На первой странице одуванчик. Самый что ни на есть банальный жёлтый одуванчик.
Он был первым цветком, который встречал меня на пригорке в июне, когда я приезжала в деревню. Он был вестником того отрезка времени, о котором потом вспоминаешь весь год, тоскуя и мечтая о следующем лете.

- Опять тебя бабушка за травой послала?- спросила я Петьку, сидящего на пригорке. Рядом с ним стояла корзинка, в которой лежали пучки пастушьей сумки.
- Существует легенда, что жил на свете один пастушок. И когда он пас коров, то сильно поранил ногу. Кровь шла не останавливаясь. Пастушок обессилел. И когда он упал на землю, то увидел у дороги кустик невзрачной травы. Он сорвал его и приложил к ране. Кровь тут же остановилась и силы вернулись к пастушку.
Бабушка говорит, что эта травка самая сильная в ранозаживлении,- сказал Петька. Он встал, взял свою корзинку и пошёл к дому.

А мой гербарий пополнился ещё одним растением, легенду о котором я потом рассказывала своим маленьким детям.

Автобус остановился посреди чистого поля. Именно здесь мы всегда выходили, чтобы пройти три километра пешком по  дороге, поросшей травой.
Жаворонок всё так же пел свою песню, замерев в воздухе.
Лёгкий ветерок всё так же обнимал меня за плечи, лаская  растрепавшиеся волосы.
Синие колокольчики всё так же кланялись мне до земли, радуясь моему приезду.
Всё было таким же, как и тридцать лет назад. Всё, кроме моей деревни, которая осталась в далёком детстве, хранимая воспоминаниями.

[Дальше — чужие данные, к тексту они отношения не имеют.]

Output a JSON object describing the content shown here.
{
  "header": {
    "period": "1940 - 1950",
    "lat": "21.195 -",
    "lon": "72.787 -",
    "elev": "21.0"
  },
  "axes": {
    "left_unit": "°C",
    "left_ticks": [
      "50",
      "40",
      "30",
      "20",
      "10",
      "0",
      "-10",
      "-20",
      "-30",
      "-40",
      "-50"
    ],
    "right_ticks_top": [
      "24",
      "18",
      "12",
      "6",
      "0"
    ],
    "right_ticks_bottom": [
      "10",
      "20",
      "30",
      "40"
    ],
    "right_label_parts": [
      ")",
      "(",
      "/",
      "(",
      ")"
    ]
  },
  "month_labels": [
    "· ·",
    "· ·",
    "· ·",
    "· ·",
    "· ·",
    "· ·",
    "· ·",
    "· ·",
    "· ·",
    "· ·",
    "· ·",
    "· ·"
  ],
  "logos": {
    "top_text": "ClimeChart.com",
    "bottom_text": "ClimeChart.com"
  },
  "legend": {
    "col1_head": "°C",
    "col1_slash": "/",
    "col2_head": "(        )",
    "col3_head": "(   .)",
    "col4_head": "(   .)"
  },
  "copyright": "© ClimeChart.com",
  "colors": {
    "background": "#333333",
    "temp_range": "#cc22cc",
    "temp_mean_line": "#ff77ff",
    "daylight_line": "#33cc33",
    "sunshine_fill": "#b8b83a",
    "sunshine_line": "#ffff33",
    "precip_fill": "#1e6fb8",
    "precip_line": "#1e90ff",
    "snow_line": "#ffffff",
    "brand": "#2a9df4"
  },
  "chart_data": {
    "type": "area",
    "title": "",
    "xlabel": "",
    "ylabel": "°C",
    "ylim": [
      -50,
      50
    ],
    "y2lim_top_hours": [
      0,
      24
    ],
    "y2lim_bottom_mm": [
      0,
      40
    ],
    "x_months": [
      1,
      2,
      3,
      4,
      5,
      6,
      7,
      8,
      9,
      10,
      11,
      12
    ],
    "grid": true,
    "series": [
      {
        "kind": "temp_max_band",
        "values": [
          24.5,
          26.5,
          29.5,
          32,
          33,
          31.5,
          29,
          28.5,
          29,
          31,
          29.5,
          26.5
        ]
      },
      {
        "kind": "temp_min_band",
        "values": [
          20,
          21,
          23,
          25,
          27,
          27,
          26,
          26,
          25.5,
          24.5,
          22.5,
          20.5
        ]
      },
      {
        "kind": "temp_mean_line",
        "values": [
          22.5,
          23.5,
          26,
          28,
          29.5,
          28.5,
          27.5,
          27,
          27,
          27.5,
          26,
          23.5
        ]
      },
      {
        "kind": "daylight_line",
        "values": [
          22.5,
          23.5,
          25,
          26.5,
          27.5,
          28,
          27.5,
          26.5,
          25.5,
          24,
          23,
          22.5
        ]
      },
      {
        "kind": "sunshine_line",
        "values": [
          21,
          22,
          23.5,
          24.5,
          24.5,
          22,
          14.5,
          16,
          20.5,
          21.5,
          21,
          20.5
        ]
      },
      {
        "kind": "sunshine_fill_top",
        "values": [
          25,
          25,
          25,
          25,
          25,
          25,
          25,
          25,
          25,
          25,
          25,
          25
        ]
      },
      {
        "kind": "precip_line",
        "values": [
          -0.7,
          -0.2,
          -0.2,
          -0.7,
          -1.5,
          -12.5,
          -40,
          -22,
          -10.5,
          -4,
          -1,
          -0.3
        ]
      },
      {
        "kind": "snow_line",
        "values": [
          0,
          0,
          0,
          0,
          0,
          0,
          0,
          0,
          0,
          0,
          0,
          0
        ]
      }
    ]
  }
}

Я дошла до того самого пригорка, за которым были видны крыши домов и слышно пение петухов. За которым была жизнь и другая реальность.
Была, потому что деревня умерла вместе с нашими бабушками, для которых Сашка так и не смог придумать лекарство. Он стал лётчиком, чтобы смотреть на землю глазами птиц.

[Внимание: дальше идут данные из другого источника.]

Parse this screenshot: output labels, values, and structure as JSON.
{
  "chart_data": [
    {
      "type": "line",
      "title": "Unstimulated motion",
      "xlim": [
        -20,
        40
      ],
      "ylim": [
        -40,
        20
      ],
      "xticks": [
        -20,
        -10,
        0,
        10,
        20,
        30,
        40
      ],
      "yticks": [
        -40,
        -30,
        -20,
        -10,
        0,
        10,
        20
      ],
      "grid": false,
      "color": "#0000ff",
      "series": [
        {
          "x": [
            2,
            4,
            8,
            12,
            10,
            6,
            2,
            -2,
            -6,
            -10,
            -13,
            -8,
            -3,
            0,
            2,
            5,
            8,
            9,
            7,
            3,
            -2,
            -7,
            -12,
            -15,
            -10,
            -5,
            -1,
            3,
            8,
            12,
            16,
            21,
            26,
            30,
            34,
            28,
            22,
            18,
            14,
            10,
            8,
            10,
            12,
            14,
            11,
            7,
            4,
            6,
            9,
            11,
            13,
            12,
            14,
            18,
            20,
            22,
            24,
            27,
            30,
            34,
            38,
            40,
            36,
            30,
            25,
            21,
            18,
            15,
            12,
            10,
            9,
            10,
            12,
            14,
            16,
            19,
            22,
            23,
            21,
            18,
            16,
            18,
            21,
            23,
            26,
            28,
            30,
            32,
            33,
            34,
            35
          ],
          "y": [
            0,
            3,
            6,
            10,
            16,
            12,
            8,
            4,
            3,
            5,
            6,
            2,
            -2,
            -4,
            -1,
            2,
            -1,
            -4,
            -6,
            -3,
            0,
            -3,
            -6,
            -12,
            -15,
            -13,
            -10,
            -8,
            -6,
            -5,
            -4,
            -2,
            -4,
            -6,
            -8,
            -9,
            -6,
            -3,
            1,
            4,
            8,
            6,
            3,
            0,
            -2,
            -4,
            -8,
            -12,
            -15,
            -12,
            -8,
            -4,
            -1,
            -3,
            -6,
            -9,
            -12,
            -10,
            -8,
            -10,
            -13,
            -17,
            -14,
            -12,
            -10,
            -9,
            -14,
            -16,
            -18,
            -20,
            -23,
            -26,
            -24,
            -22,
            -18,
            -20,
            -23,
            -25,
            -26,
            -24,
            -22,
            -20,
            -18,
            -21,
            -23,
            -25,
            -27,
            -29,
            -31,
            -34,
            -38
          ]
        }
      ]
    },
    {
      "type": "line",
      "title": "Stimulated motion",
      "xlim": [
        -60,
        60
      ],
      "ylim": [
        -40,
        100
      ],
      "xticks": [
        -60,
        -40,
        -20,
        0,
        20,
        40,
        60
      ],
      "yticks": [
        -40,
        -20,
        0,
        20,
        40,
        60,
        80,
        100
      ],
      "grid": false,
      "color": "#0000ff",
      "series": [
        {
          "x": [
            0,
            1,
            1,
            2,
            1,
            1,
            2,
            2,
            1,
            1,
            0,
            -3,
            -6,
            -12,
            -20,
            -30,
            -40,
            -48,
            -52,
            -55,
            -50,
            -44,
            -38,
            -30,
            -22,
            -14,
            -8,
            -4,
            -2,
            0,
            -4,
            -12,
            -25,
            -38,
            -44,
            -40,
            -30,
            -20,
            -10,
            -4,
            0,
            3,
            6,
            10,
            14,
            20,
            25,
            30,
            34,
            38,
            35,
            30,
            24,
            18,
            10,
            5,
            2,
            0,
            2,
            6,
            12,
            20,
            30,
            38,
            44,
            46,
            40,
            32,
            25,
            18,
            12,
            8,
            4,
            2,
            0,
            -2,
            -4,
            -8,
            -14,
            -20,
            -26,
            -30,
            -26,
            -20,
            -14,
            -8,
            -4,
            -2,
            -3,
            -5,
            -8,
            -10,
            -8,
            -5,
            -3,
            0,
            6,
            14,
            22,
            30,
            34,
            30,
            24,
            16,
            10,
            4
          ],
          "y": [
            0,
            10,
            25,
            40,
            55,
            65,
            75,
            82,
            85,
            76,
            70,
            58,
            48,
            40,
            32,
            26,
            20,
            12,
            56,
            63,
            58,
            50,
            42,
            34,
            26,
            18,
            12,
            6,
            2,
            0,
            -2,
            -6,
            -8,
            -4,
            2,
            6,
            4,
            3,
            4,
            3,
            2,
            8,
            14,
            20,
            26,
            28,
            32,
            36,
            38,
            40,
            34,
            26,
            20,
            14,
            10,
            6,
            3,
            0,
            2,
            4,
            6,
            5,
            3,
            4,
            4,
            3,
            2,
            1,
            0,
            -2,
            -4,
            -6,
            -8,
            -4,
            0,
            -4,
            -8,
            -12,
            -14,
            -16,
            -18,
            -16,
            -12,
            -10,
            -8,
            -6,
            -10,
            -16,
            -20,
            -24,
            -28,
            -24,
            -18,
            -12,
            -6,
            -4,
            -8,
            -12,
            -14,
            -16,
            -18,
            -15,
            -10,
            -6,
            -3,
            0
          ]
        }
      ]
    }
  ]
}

А Петька...а Петька стал ангелом, оберегающим землю от зла. Бабушка рассказывала, что приехали по весне чужаки типа на рыбалку. Шумные они были. Музыку включили, на всю округу слышно было. А Петька-то любил появиться из ниоткуда. Вот и появился на свою голову.
Бабка Агафья его только к вечеру нашла с проломленной головой, когда чужаки уехали и тишина восстановилась. Кричала она тогда сильно, на всю деревню голосила. А к осени и сама померла. Не вынесло её сердце такого горя.

Я стою на моём пригорке и смотрю на заросшую бурьяном деревню. Нет, мне не страшно оказаться один на один с духами живущими в заброшенных домах. Мне не страшно, но немножко обидно, что там, за пригорком, уже ничего нет, кроме моих воспоминаний.

Конец.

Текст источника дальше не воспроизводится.